Word Embedding

What it is

A word embedding is a learned dense vector representation of a word in continuous space, typically 50–300 dimensions. Unlike one-hot or sparse representations, embeddings encode semantic meaning so that words with similar contexts occupy nearby positions. The distance or similarity between vectors reflects linguistic relationships.

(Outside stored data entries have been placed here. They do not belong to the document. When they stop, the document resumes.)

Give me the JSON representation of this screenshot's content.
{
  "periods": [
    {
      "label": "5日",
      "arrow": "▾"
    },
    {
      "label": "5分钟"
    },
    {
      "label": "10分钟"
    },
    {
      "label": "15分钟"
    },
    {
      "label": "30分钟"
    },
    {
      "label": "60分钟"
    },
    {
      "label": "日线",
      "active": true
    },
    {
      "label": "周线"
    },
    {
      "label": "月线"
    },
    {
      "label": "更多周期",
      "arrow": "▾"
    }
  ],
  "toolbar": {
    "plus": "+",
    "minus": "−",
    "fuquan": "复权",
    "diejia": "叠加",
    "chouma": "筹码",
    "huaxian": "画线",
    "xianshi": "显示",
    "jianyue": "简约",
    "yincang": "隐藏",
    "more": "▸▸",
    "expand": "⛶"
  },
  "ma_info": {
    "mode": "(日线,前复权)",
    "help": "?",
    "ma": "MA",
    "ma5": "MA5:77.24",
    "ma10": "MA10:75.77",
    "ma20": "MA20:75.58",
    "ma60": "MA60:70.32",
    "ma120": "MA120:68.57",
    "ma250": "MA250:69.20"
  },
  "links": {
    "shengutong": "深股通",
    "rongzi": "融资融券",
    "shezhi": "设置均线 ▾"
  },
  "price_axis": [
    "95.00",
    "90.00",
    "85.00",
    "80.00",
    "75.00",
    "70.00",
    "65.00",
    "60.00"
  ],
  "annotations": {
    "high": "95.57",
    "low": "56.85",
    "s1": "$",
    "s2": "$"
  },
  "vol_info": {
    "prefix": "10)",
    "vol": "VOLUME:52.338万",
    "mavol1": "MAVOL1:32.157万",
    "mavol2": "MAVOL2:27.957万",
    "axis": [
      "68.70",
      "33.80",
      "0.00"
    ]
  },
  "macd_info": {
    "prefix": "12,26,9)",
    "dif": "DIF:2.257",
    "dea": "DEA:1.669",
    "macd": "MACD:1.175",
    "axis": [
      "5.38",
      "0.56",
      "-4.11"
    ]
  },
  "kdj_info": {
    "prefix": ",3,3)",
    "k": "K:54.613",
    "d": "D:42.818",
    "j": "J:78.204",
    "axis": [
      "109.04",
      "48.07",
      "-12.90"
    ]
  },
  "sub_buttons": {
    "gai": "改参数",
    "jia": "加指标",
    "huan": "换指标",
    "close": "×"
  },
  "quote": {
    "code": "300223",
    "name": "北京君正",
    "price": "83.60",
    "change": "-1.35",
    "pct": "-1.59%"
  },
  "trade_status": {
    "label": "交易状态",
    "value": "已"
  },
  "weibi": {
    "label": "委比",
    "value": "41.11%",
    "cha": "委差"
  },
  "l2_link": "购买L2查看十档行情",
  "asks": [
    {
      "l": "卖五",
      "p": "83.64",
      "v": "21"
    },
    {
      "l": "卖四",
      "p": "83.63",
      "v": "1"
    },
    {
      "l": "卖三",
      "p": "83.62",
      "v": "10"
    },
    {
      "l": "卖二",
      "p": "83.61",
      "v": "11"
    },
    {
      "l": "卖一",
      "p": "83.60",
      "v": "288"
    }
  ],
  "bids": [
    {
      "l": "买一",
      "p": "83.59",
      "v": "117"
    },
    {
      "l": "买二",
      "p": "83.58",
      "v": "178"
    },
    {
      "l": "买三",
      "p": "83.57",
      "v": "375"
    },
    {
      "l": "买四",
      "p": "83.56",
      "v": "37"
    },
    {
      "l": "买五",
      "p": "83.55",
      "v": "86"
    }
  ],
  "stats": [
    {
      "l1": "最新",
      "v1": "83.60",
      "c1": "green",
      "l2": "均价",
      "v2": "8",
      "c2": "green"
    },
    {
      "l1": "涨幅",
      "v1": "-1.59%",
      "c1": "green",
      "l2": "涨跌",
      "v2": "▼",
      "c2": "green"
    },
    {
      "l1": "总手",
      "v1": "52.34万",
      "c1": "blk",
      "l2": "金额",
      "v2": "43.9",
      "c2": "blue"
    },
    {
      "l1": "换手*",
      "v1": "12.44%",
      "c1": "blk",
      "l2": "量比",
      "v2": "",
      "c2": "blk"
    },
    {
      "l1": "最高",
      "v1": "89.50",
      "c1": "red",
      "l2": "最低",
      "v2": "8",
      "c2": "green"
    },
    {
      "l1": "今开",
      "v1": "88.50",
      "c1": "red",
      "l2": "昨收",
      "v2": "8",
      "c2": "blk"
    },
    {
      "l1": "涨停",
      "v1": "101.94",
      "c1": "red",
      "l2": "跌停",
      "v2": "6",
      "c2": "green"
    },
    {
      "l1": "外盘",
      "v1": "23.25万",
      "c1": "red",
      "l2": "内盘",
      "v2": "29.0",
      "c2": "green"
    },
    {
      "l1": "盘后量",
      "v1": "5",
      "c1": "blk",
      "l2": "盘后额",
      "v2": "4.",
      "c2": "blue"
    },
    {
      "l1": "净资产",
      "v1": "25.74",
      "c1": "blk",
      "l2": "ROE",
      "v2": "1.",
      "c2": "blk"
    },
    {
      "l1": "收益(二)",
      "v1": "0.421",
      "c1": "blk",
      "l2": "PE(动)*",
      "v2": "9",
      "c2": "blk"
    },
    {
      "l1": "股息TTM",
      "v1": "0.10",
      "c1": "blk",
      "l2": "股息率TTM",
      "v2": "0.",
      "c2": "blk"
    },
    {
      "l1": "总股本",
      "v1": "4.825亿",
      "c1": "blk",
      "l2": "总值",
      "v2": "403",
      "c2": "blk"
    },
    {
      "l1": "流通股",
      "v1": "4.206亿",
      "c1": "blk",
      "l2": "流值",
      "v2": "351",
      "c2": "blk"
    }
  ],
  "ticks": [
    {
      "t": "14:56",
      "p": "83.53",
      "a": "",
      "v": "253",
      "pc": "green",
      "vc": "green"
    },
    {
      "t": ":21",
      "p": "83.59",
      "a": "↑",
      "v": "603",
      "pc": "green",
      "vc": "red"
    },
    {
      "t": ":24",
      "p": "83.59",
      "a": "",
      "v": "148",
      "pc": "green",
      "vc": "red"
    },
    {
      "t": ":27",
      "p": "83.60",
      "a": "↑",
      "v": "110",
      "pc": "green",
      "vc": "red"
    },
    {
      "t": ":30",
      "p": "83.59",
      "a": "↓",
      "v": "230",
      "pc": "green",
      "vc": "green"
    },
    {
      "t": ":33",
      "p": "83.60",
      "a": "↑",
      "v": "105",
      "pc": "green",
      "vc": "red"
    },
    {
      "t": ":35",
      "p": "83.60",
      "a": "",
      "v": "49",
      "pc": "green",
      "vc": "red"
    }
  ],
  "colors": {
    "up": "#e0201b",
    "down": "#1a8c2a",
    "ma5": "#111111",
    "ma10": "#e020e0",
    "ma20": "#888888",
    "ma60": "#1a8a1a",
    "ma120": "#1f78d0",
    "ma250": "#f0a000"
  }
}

[illustrate: 2D projection of word embeddings showing “king” near “queen”, “man” near “woman”, “paris” near “france”]

How it works

Embeddings are learned by training neural networks on large corpora with unsupervised objectives:

Skip-gram: predict context words from target word
CBOW: predict target from context words
Co-occurrence: factorize term co-occurrence matrices
Language modeling: predict next token in sequence

The learned weights from the embedding layer become the word vectors. Training optimizes for two principles: (1) similar contexts yield similar vectors, and (2) frequent words are distinguished from rare ones through sampling or subsampling.

Example

After training on Wikipedia, vectors exhibit compositionality:

vector("king") - vector("man") + vector("woman") ≈ vector("queen")
cosine_similarity(vector("dog"), vector("puppy")) = 0.89
cosine_similarity(vector("dog"), vector("spaceship")) = 0.12

Variants and history

Word embeddings emerged in the early 2010s with neural language models. Word2Vec (Mikolov et al., 2013) popularized efficient skip-gram training. GloVe (Pennington et al., 2014) combined global matrix factorization with local context. fastText (Bojanowski et al., 2017) extended embeddings to character n-grams for subword information and out-of-vocabulary handling. Contextual embeddings like BERT and GPT produce token-specific embeddings based on surrounding text.

When to use it

Use word embeddings for:

Semantic similarity and clustering
Cold-start recommendations
Nearest-neighbour exploration
Input to downstream neural models
Lightweight semantic search

Embeddings are fast and interpretable but context-agnostic. For context-sensitive tasks (disambiguation, syntax-heavy problems), prefer contextual models.